Но Андрей не хотел ее беспокоить воспоминаниями; он полагал, что время еще не настало. Опять же, и портрет Евгении ждал своего часа. Так что Маша сдала Соломина с рук на руки Еремею.
— А скажи, дяденька, куда наших пленников определили? — спросил Андрей.
— Малого заперли в чулане, его охотники сторожат. А другого затолкали в погреб. Дали ему медвежью шубу — авось не замерзнет. Дом-то — не тюрьма, тут и запирать негде.
— Ты, Еремей Павлович, слышал, как малый верещал?
— Да слышал…
— Ничего знакомого в этом голоске не расслышал?
— Спаси и сохрани от таких знакомцев!
— Ну, выходит, показалось мне.
— А что померещилось?
— Что я такую дребедень уже слыхивал, и голосок был такой же — быстренький, дробненький да впридачу хныкливый.
— Фофаня, что ли?
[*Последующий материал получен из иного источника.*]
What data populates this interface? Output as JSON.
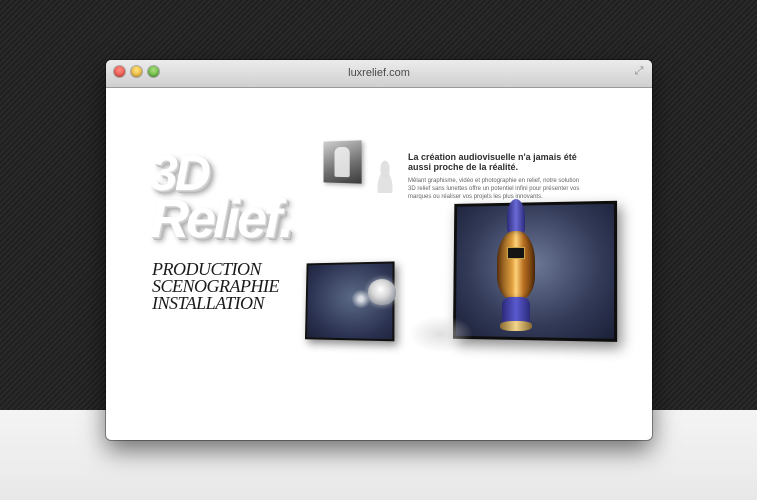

Он так иногда тараторит да еще слезу подпущает. Послушаешь, послушаешь — да у самого в голове дребедень случается…
— Вот именно.
Андрей задумался. Вопрос был один: что же такое он изловил? И не повторяется ли история про охотника и медведя? Ежели в вымогательство замешан как-то «малый двор», то что делать с добычей? Везти к Шешковскому? Но черт ли его, Шешковского, разберет — может, там сплетена хитрая интрига, поставлена ловушка, а тут вдруг заявится мушкетерский капитан Соломин, и интрига пойдет прахом! И поди разгадай, кто этот высокомерный кавалер, не побоявшийся устроить под самой столицей целое побоище. (О том, что вокруг «малого двора» отираются авантюристы всех мастей, Андрей, разумеется, знал; знал и то, что их обыкновенно употребляют для всяких сомнительных дел.)
И тут он вспомнил кое-что любопытное. Мысль, пришедшая в голову, сперва насмешила его — до громкого хохота. Еремей, не ожидавший, что барин заржет, как жеребец стоялый, перекрестился сам и питомца перекрестил.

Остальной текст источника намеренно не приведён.